Emergency workers attended the scene as a building burned after an explosion in Oslo, Norway, Friday.

In a threat-assessment report in March, the Norwegian Police Security Service warned of increasing activity in right-wing extremist circles but concluded that right-wing fringe groups or individuals wouldn't constitute a major threat to Norwegian society.

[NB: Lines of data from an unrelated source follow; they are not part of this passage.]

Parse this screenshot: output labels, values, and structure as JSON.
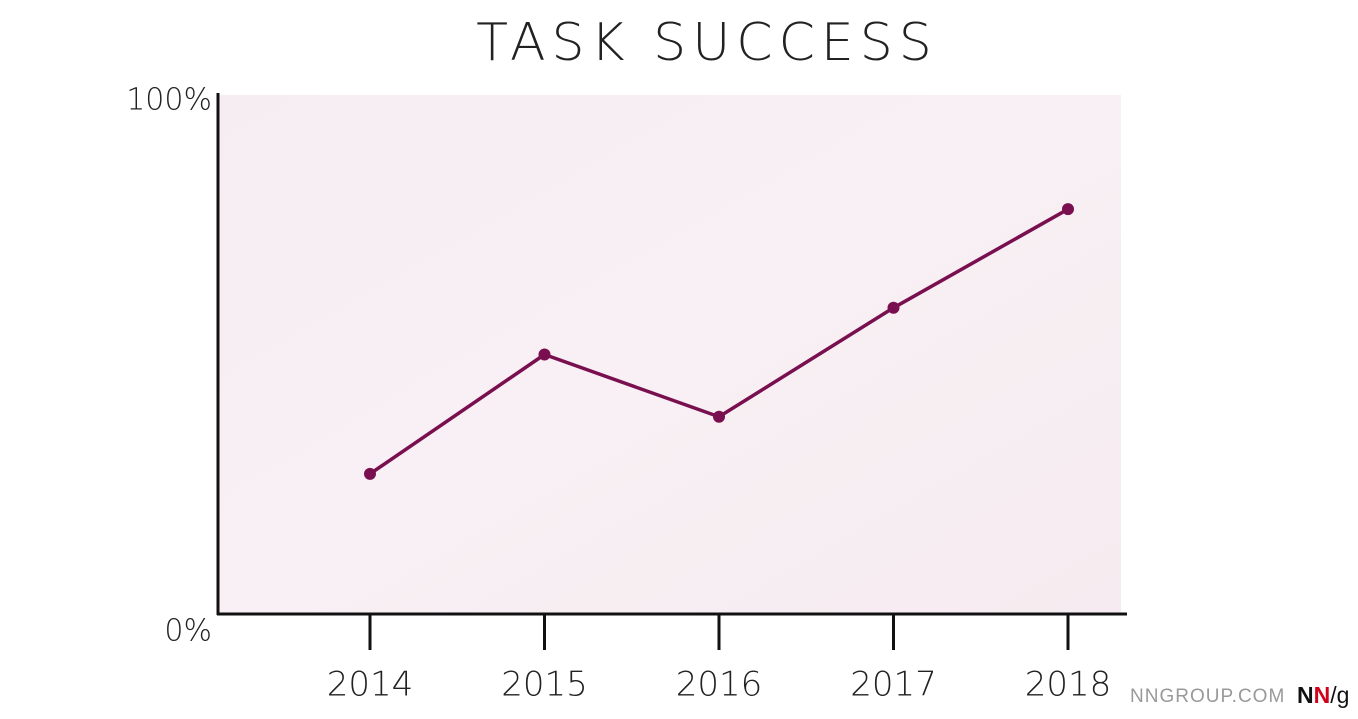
{
  "chart_data": {
    "type": "line",
    "title": "Task Success",
    "categories": [
      "2014",
      "2015",
      "2016",
      "2017",
      "2018"
    ],
    "values": [
      27,
      50,
      38,
      59,
      78
    ],
    "color": "#7a0f4f",
    "ylim": [
      0,
      100
    ],
    "yticks": [
      {
        "value": 0,
        "label": "0%"
      },
      {
        "value": 100,
        "label": "100%"
      }
    ],
    "grid": false
  },
  "footer": {
    "site": "NNGROUP.COM",
    "logo": [
      "N",
      "N",
      "/g"
    ]
  }
}
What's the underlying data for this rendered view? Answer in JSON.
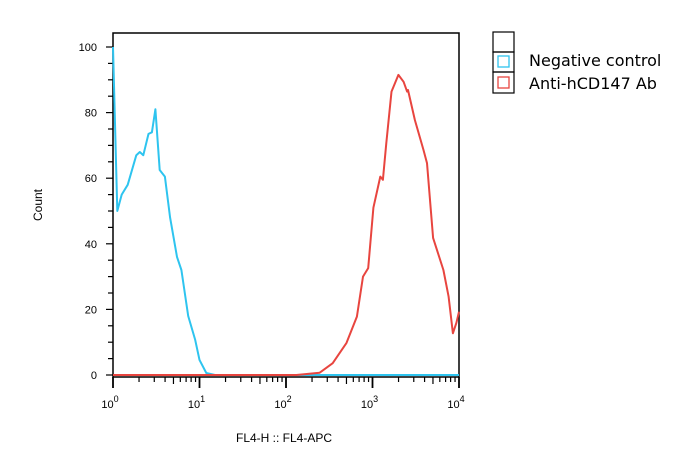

Though police said Mr. Breivik had told them he acted alone, they continued to follow leads that others might have been involved in the attacks. On Sunday, a SWAT team raided a house in eastern Oslo and briefly detained several people before announcing they had found no link to the attacks.

In May, Mr. Breivik bought a large amount of fertilizer in southeastern Norway from a cooperative that provides agricultural equipment and police were investigating whether the fertilizer was used to make Friday's [IED (Improvised Explosive Device)].